Javon Ringer, who has earned limited chatter with his 1,427 yards and 18 TDs for Michigan State, sits on top, and alongside Ringer is Iowa’s Shonn Greene, who almost everyone has never heard of—even after amassing 1,257 yards, 11 TDs, and nearly 140 yards a game.

In addition, Penn State’s Evan Royster and Purdue’s Kory Sheets also crack the nation’s top 20.

Defending the Defense

Offense may be sexy, but defense wins championships.  The Big Ten has two teams cracking the top 10 in total defense, with Penn State at No. 6 and Ohio State sitting in the eighth spot.  On top of this, both the Buckeyes and Nittany Lions are balanced, cracking the top 15 in both pass and rush defense.

Bowling You Over

Think that Big Ten leader Penn State would roll over and die in a major bowl game?  Think again.  Keeping focus throughout the season (and into the postseason) takes discipline and veteran leadership.  Penn State has both—ranked second in the nation in total penalty yards per game (26.4).

Combine that with a team packed with veteran leadership on both sides of the ball, and a hall of fame coach that has 23 bowl victories, including three straight against three different conferences (ACC, SEC, and Big 12). 

In Conclusion

While the Big Ten may not quite hold the talent load that the Big 12 or SEC has this season, there’s no reason the voters should punish one team or turn the other cheek on certain players just because a conference’s strongest programs are not producing the way we expect them to.

Don’t like the Nittany Lions?  Go watch that ferocious D on film.  Go catch what they did to an Oregon State team that beat USC.  Go watch how they shut down both Beanie Wells and Terrelle Pryor.
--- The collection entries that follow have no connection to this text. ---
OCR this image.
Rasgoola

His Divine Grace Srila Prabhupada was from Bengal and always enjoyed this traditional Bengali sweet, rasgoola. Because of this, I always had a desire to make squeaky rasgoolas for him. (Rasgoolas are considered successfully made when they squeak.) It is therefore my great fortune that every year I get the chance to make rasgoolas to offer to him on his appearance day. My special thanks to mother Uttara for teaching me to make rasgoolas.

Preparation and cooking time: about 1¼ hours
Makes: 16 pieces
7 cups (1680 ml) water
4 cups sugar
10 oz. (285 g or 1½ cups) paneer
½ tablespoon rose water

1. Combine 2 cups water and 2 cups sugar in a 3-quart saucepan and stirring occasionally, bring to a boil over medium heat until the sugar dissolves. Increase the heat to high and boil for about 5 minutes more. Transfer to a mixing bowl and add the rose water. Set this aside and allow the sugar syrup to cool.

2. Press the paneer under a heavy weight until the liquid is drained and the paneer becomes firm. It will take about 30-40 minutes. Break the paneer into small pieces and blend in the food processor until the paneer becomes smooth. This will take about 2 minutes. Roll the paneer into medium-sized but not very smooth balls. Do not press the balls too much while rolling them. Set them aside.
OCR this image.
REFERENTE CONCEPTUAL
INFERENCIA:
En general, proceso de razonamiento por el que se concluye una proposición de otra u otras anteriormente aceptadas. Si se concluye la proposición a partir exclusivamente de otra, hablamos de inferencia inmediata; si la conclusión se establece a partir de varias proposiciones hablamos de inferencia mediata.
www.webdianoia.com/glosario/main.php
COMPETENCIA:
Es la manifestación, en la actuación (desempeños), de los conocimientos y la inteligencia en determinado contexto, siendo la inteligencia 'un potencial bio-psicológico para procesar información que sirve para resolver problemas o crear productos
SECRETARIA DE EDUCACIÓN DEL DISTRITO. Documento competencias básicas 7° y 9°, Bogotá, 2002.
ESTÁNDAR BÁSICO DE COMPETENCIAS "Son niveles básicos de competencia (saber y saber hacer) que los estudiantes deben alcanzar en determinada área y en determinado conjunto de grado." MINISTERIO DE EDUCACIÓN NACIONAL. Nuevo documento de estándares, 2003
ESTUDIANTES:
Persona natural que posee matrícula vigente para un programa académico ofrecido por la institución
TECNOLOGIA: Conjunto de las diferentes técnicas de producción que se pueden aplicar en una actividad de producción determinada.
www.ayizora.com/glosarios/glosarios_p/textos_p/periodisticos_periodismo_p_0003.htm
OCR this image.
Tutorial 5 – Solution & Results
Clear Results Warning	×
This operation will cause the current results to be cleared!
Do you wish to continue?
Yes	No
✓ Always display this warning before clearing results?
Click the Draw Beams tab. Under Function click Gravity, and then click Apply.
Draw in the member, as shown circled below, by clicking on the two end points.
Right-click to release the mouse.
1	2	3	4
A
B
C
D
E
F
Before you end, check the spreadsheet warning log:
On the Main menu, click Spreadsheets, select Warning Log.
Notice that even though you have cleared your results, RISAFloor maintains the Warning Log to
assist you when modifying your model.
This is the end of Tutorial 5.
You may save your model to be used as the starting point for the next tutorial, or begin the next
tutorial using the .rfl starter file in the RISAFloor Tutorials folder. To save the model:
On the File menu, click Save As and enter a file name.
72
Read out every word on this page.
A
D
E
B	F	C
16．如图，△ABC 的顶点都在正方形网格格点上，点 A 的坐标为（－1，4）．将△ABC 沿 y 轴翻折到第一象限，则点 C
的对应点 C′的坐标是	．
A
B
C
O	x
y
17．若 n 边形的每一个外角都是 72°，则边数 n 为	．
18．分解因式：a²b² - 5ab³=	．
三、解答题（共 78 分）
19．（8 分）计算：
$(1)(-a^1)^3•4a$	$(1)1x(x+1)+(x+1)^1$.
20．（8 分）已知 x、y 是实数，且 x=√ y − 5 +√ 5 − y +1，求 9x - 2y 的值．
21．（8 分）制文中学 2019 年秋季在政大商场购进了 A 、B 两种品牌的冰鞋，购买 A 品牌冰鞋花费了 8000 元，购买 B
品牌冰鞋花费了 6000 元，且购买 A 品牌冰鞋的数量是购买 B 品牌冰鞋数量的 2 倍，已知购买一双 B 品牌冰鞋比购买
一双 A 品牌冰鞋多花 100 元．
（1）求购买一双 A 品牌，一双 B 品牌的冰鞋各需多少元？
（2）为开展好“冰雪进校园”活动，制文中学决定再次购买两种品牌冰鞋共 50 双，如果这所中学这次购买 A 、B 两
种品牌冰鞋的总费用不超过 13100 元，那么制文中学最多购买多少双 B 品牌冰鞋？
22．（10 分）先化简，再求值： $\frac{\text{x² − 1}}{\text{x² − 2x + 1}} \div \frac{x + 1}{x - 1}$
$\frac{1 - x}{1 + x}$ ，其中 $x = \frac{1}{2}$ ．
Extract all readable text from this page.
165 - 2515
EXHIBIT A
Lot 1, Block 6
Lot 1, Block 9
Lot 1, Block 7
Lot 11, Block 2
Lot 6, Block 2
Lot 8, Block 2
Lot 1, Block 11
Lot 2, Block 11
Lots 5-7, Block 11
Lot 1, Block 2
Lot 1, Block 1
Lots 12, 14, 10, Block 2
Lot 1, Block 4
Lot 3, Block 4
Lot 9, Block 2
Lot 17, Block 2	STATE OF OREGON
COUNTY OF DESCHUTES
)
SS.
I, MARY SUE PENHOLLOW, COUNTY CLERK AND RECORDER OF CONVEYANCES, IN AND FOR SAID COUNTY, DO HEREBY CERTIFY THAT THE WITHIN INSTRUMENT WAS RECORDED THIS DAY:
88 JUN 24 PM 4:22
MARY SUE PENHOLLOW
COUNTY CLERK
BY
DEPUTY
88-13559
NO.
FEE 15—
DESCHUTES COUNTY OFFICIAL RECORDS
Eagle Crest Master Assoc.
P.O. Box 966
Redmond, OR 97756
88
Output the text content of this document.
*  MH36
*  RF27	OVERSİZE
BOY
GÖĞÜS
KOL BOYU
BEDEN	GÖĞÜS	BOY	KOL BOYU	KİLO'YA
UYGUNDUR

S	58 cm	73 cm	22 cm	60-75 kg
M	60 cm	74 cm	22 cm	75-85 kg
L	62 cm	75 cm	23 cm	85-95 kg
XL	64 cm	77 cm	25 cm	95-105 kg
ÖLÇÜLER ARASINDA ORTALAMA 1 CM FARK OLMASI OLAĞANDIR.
Don’t like Ohio State?  This is still a team with talent and a top 10 team by year’s end. 

Don’t like any of the Big Ten’s talented players?  Go watch Shonn Greene and Javon Ringer bowl over would-be tacklers.

Hey, that Big 12 and SEC Kool-Aid might taste sugary sweet, but the Big Ten has a unique flavor all of its own—and one that’s not as bad as people think.